Diego Gabutti, ItaliaOggi 8/12/2010, 8 dicembre 2010
AL CAV, SEPPURE PESTO E DOLORANTE, CONVIENE RESTARE IN PIEDI
Non ci saranno ribaltoni, assicura il presidente della camera, Gianfranco Fini, che è un uomo d’onore. Quindi il Cavaliere, non dovendo più temere d’essere bruscamente disarcionato dai suoi nemici, deve temere un altro possibile scenario, più minaccioso ancora: le elezioni anticipate (che Silvio Berlusconi, a differenza dei padani, ha sempre evocato incrociando le dita, per scacciarne il fantasma).
Se non fosse che l’opposizione teme le elezioni più di quanto le paventi lui; se non fosse, inoltre, che allo stato attuale le elezioni convengono soltanto ai leghisti, che si propongono d’espugnare definitivamente il nord, e ai vendoliani, che umilierebbero i democratici salassandone i consensi; se non fosse, insomma, per queste controindicazioni, sarebbe per via elettorale, ridimensionando le fortune e il carisma del leader, che comincerebbe la fine dell’era Berlusconi. Sarebbe una fine lenta, molle, sfumata, ma alla lunga catastrofica: Silvio Berlusconi non lascerebbe un buon ricordo e dovrebbe attendere i libri di storia che si scriveranno tra cinquant’anni perché, dimenticati (non sarà facile) il bunga bunga e le amicizie a rischio con i peggiori tiranni, gli siano riconosciuti i suoi meriti. Probabilmente il Popolo della libertà vincerebbe, sia pure senza grandi scarti e sul fil di lana, il suo ultimo Gran Premio elettorale (il partito democratico, finché dura il regno degli ex comunisti incorreggibili, resta un avversario senza speranze, che non fa concorrenza a nessuno, non ai centristi, come si era illuso, e neppure alle ultime raffiche di Rifondazione, cosa che sembrava fatta e invece no, è ancora da fare). Ma la stella del Cavaliere, già adesso molto appannata, perderebbe in caso d’elezioni anticipate quel che rimane della sua brillantezza, com’è del resto giusto e inevitabile dopo vent’anni passati sulla breccia. Ma soprattutto com’è equo e ineluttabile dopo una mezza legislatura, dal 2008 a oggi, che ha mostrato l’estrema fragilità della sua macchina politica, ormai affetta da una sorta d’osteoporosi ideologica: le identità si sfarinano, le alleanze svaporano e le fratture politiche, che si producono facilmente, al minimo urto, non si saldano più.

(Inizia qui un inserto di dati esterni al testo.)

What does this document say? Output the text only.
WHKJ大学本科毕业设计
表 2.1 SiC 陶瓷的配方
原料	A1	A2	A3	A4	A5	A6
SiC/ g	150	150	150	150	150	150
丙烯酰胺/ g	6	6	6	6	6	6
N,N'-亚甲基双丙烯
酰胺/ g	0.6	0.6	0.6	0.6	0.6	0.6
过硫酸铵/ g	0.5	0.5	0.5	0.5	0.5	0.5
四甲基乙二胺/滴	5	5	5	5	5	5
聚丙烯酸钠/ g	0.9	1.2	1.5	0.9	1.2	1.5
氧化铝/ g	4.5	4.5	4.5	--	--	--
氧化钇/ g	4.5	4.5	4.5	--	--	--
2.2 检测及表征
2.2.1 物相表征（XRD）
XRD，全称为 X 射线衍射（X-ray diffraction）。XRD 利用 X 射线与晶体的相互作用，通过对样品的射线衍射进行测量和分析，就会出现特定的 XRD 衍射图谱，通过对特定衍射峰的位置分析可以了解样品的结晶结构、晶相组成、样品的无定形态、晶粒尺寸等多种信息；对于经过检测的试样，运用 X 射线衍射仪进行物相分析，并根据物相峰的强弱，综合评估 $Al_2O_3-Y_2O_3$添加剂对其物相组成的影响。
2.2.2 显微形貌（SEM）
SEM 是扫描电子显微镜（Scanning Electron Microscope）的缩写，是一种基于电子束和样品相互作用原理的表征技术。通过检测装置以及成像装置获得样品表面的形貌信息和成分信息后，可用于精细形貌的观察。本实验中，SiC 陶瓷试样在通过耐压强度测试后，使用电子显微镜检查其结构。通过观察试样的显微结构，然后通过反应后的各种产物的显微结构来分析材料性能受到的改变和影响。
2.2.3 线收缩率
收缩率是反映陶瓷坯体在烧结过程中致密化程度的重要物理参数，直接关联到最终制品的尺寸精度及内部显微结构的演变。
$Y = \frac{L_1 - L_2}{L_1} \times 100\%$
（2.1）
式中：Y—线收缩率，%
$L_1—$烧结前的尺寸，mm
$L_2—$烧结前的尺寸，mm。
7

A Berlusconi non resta che sperare in tempi migliori (che però difficilmente si ripresenteranno). Non sembra, francamente, una grande prospettiva. A questo punto, mentre gli acciacchi dell’età, dopo aver stramazzato la sinistra, s’accingono a divorare anche il centrodestra, un solo scenario conviene al presidente del consiglio: ottenere la fiducia martedì prossimo e restare in carica (pesto, dolorante, dimezzato) il più a lungo possibile. Sarà, nel caso, un governo in coma, al quale i berlusconiani e anche gli antiberlusconiani, sempre nel caso, non oseranno staccare misericordiosamente la spina per evitare le conseguenze rovinose di qualunque altro scenario. Silvio Berlusconi, se il 14 riuscirà a uscire dalla trappola, anche per un solo voto di maggioranza, tirerà al massimo l’elastico della legislatura, nella speranza che non si spezzi. Ma si spezzerà: è la Legge di Murphy. Prima o poi i ladri di cavalli dell’opposizione, «vecchi maneggioni» che vogliono cavalcare al posto del Cavaliere verso il sole che cala sull’orizzonte tra teschi di bisonte e cespugli rotolanti come nel finale dei vecchi western, torneranno per forza di cose alla carica.
Vedremo presto. Ma una cosa è chiara fin d’ora. Nessuno, al governo come all’opposizione, invoca davvero un colpo di scena. Verrà, se non oggi domani, ma lo subiranno, eternamente impreparati come sono ai mutamenti. Tutti sperano che ogni cosa resti com’è, immobile, fissa, inalterabile, perenne. Come ciclisti al velodromo, i nostri politici sono maestri di surplace.